Das Bundesministerium für Bildung und Forschung hat mit der Studie "Analyse und Evaluation der Softwareentwicklung in Deutschland" eine umfangreiche Untersuchung zur wirtschaftlichen und technologischen Bedeutung von Software und Softwareentwicklung in Deutschland vorgelegt.

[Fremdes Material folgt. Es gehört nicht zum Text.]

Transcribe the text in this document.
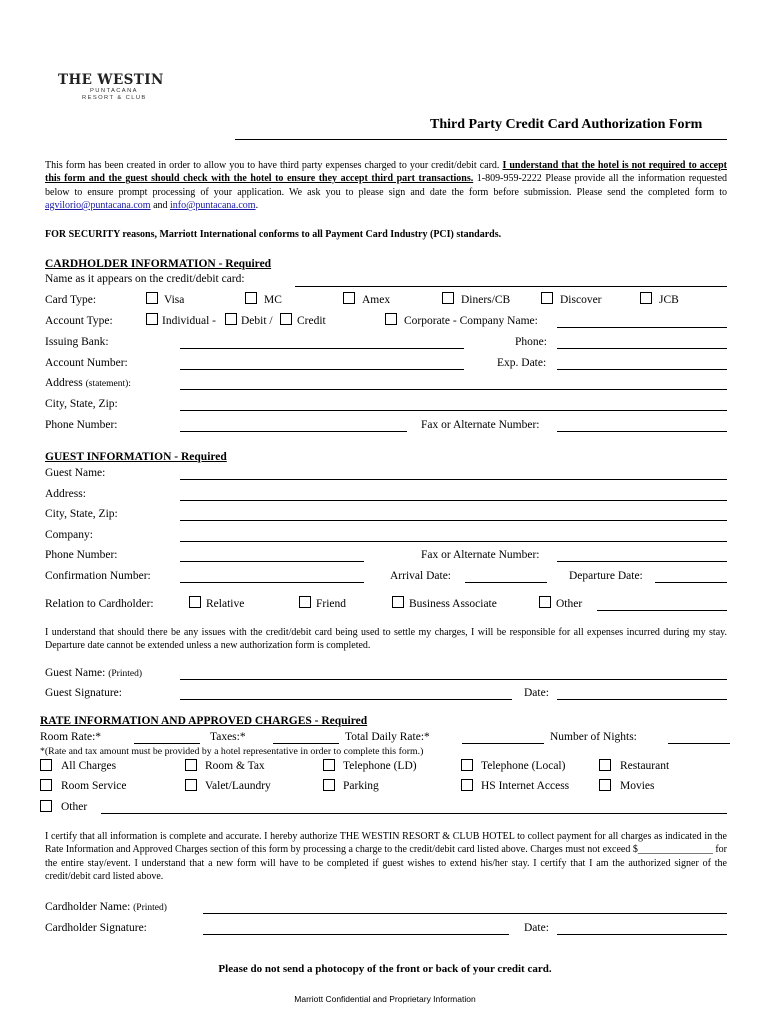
THE WESTIN
PUNTACANA
RESORT & CLUB
Third Party Credit Card Authorization Form
This form has been created in order to allow you to have third party expenses charged to your credit/debit card. I understand that the hotel is not required to accept this form and the guest should check with the hotel to ensure they accept third part transactions. 1-809-959-2222 Please provide all the information requested below to ensure prompt processing of your application. We ask you to please sign and date the form before submission. Please send the completed form to agvilorio@puntacana.com and info@puntacana.com.
FOR SECURITY reasons, Marriott International conforms to all Payment Card Industry (PCI) standards.
CARDHOLDER INFORMATION - Required
Name as it appears on the credit/debit card:
Card Type:	Visa	MC	Amex	Diners/CB	Discover	JCB
Account Type:	Individual - Debit / Credit	Corporate - Company Name:
Issuing Bank:	Phone:
Account Number:	Exp. Date:
Address (statement):
City, State, Zip:
Phone Number:	Fax or Alternate Number:
GUEST INFORMATION - Required
Guest Name:
Address:
City, State, Zip:
Company:
Phone Number:	Fax or Alternate Number:
Confirmation Number:	Arrival Date:	Departure Date:
Relation to Cardholder:	Relative	Friend	Business Associate	Other
I understand that should there be any issues with the credit/debit card being used to settle my charges, I will be responsible for all expenses incurred during my stay. Departure date cannot be extended unless a new authorization form is completed.
Guest Name: (Printed)
Guest Signature:	Date:
RATE INFORMATION AND APPROVED CHARGES - Required
Room Rate:*	Taxes:*	Total Daily Rate:*	Number of Nights:
*(Rate and tax amount must be provided by a hotel representative in order to complete this form.)
All Charges	Room & Tax	Telephone (LD)	Telephone (Local)	Restaurant
Room Service	Valet/Laundry	Parking	HS Internet Access	Movies
Other
I certify that all information is complete and accurate. I hereby authorize THE WESTIN RESORT & CLUB HOTEL to collect payment for all charges as indicated in the Rate Information and Approved Charges section of this form by processing a charge to the credit/debit card listed above. Charges must not exceed $_______________ for the entire stay/event. I understand that a new form will have to be completed if guest wishes to extend his/her stay. I certify that I am the authorized signer of the credit/debit card listed above.
Cardholder Name: (Printed)
Cardholder Signature:	Date:
Please do not send a photocopy of the front or back of your credit card.
Marriott Confidential and Proprietary Information
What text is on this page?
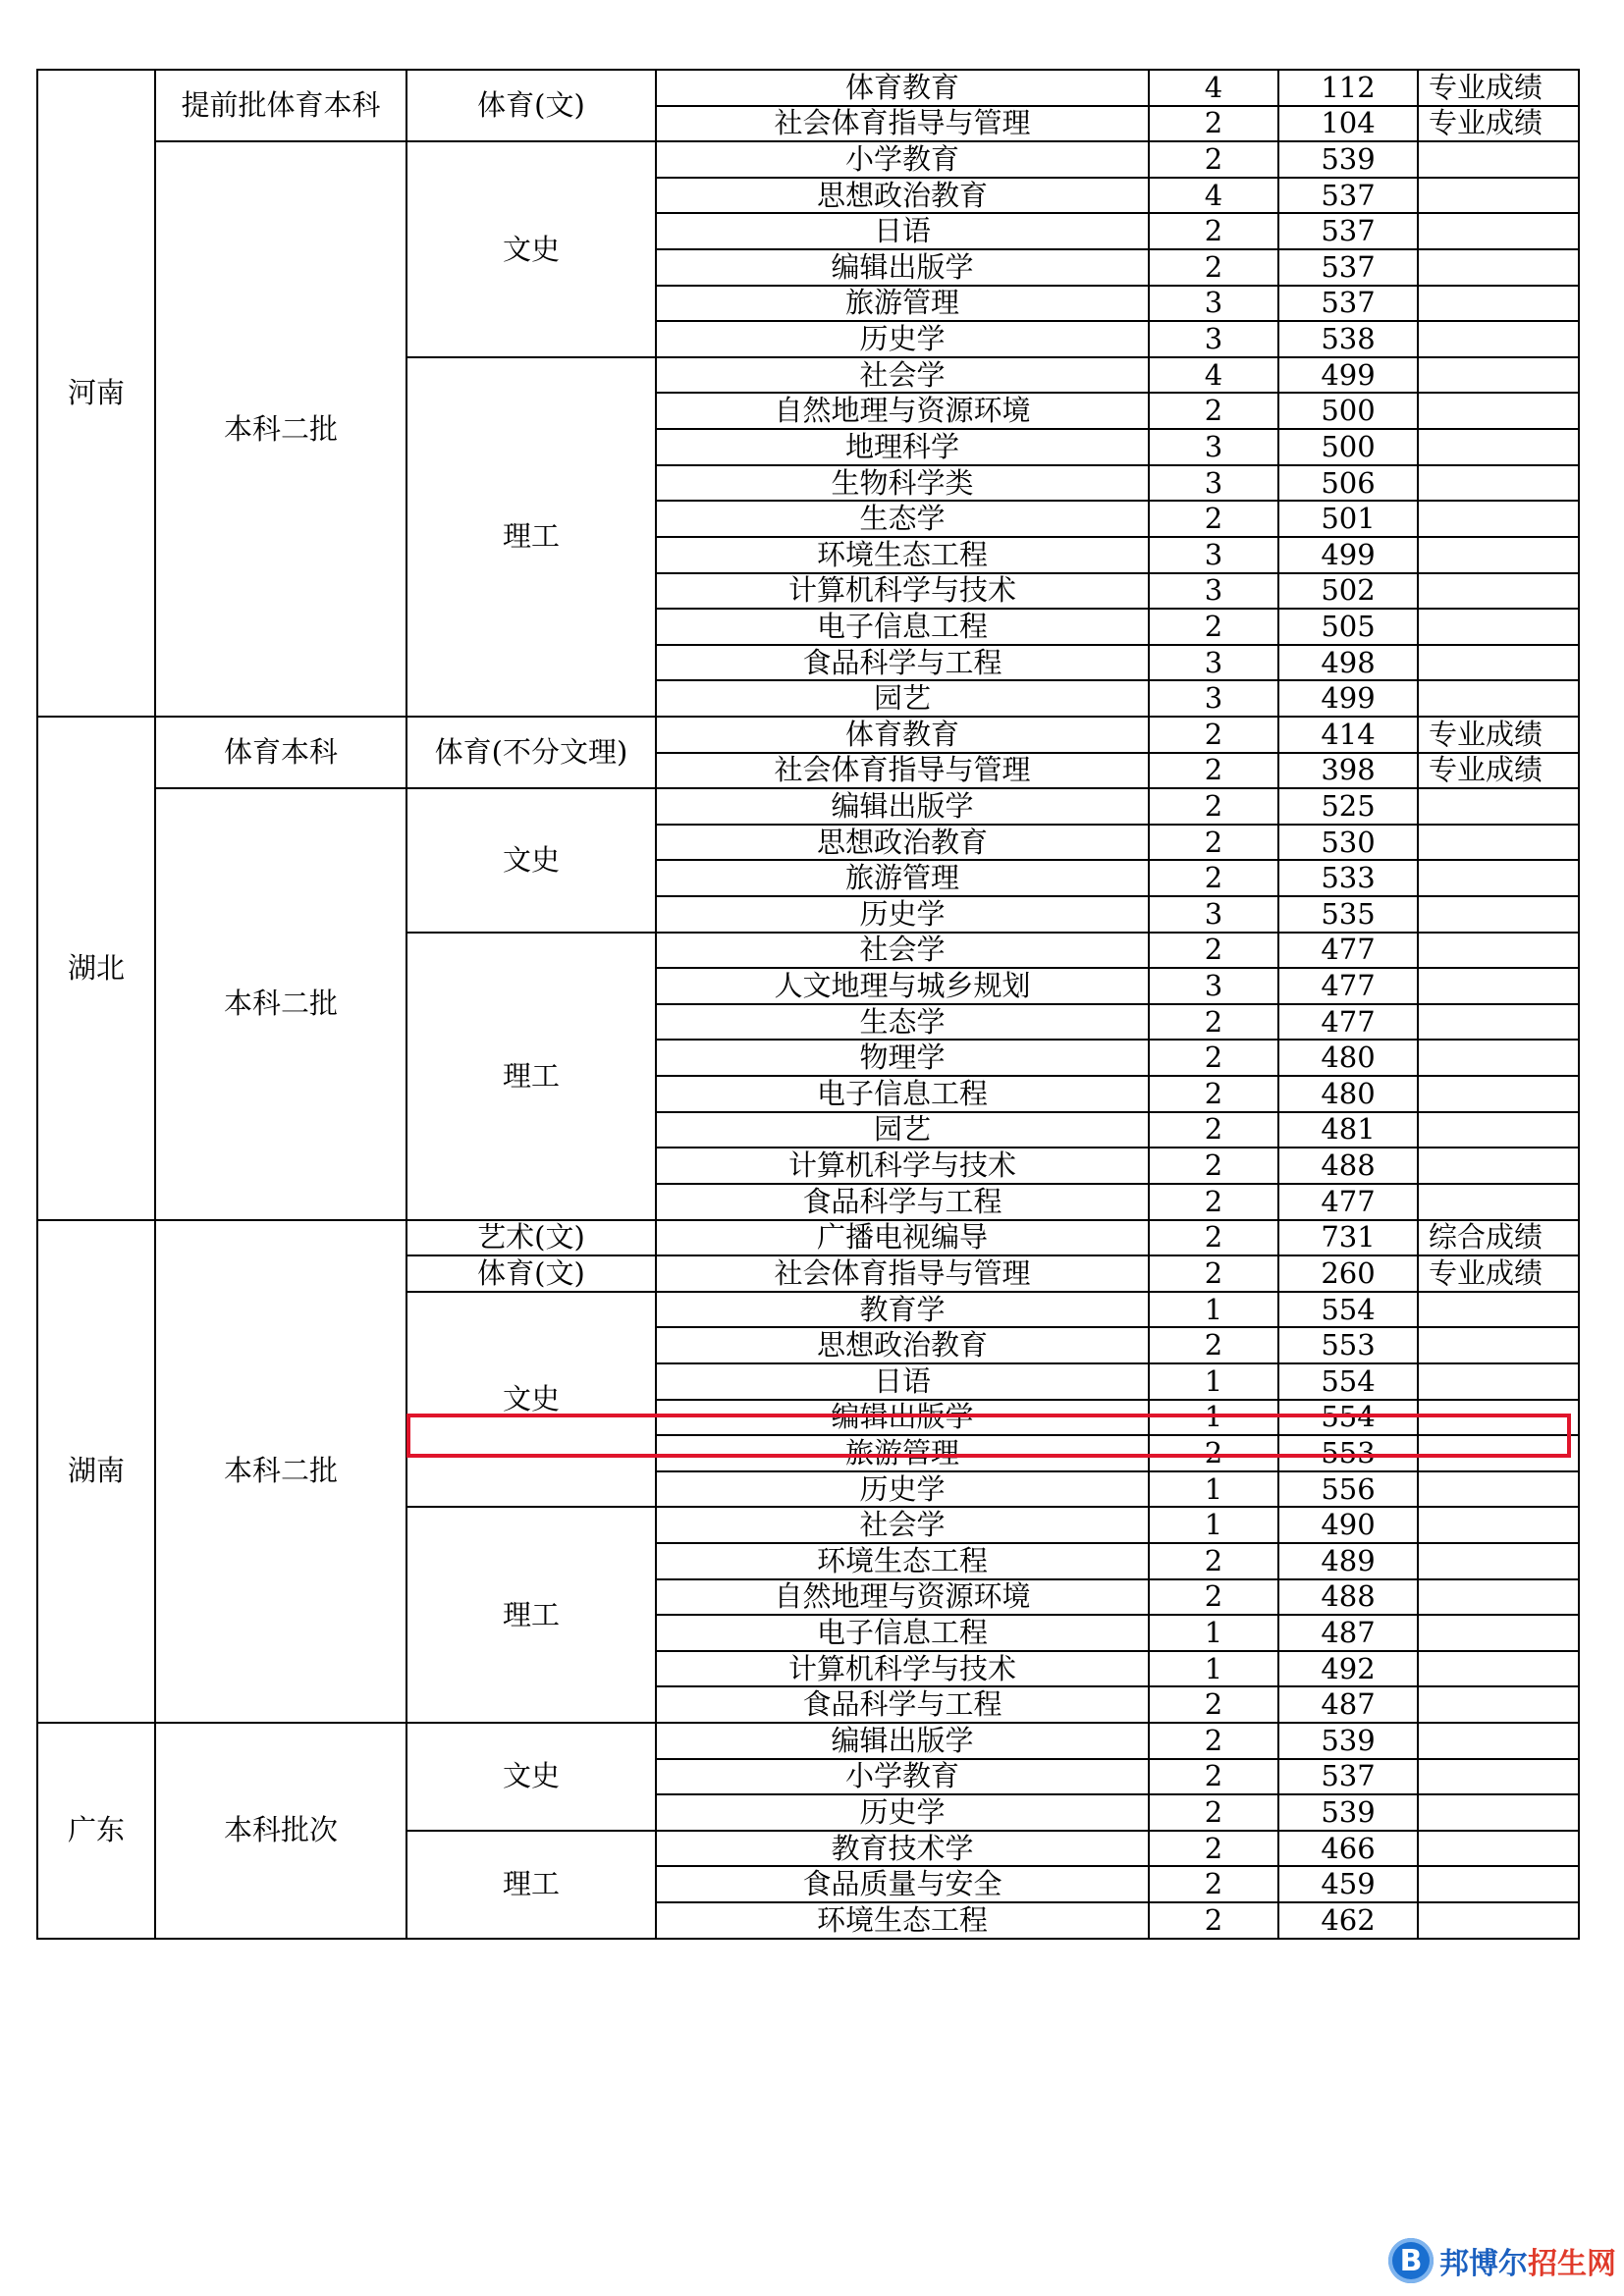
河南	提前批体育本科	体育(文)	体育教育	4	112	专业成绩
			社会体育指导与管理	2	104	专业成绩
	本科二批	文史	小学教育	2	539	
			思想政治教育	4	537	
			日语	2	537	
			编辑出版学	2	537	
			旅游管理	3	537	
			历史学	3	538	
		理工	社会学	4	499	
			自然地理与资源环境	2	500	
			地理科学	3	500	
			生物科学类	3	506	
			生态学	2	501	
			环境生态工程	3	499	
			计算机科学与技术	3	502	
			电子信息工程	2	505	
			食品科学与工程	3	498	
			园艺	3	499	
湖北	体育本科	体育(不分文理)	体育教育	2	414	专业成绩
			社会体育指导与管理	2	398	专业成绩
	本科二批	文史	编辑出版学	2	525	
			思想政治教育	2	530	
			旅游管理	2	533	
			历史学	3	535	
		理工	社会学	2	477	
			人文地理与城乡规划	3	477	
			生态学	2	477	
			物理学	2	480	
			电子信息工程	2	480	
			园艺	2	481	
			计算机科学与技术	2	488	
			食品科学与工程	2	477	
湖南	本科二批	艺术(文)	广播电视编导	2	731	综合成绩
		体育(文)	社会体育指导与管理	2	260	专业成绩
		文史	教育学	1	554	
			思想政治教育	2	553	
			日语	1	554	
			编辑出版学	1	554	
			旅游管理	2	553	
			历史学	1	556	
		理工	社会学	1	490	
			环境生态工程	2	489	
			自然地理与资源环境	2	488	
			电子信息工程	1	487	
			计算机科学与技术	1	492	
			食品科学与工程	2	487	
广东	本科批次	文史	编辑出版学	2	539	
			小学教育	2	537	
			历史学	2	539	
		理工	教育技术学	2	466	
			食品质量与安全	2	459	
			环境生态工程	2	462	
B 邦博尔招生网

Das Bundesministerium für Bildung und Forschung hat in seinem Internetnewsletter eine Studie unter dem Titel "Analyse und Evaluation der Softwareentwicklung in Deutschland" vorgestellt. Damit werde eine umfangreiche Untersuchung zur wirtschaftlichen und technologischen Bedeutung von Software und Softwareentwicklung in Deutschland vorgelegt. Zu den Untersuchungsfeldern gehörten neben dem nationalen Softwaremarkt die Struktur der deutschen Softwarebranche, der Bestand und die Nachfrage nach Arbeitskräften sowie der technologische Innovationsstand und der Forschungsbedarf auf dem Gebiet der Softwareentwicklung. Die Studie stellt heraus, dass Software und Softwareentwicklung für nahezu alle Produkte und Prozesse quer durch alle Branchen der deutschen Volkswirtschaft zunehmend zum wettbewerbsbestimmenden Faktor werden. In der Primärbranche erzielten knapp die Hälfte aller Unternehmen mehr als 75 Prozent ihres Umsatzes durch Softwareentwicklung. In den Sekundärbranchen entfielen durchschnittlich bereits 15 Prozent der Neuentwicklungskosten auf Software. Der Trend zur Auslagerung der Softwareentwicklung halte nach wie vor an. Der Wettbewerb werde zunehmend über "software-veredelte" Funktionen der Produkte oder Dienstleistungen entschieden. Die gesamte Studie kann im Internet unter www.dlr.de nachgelesen werden.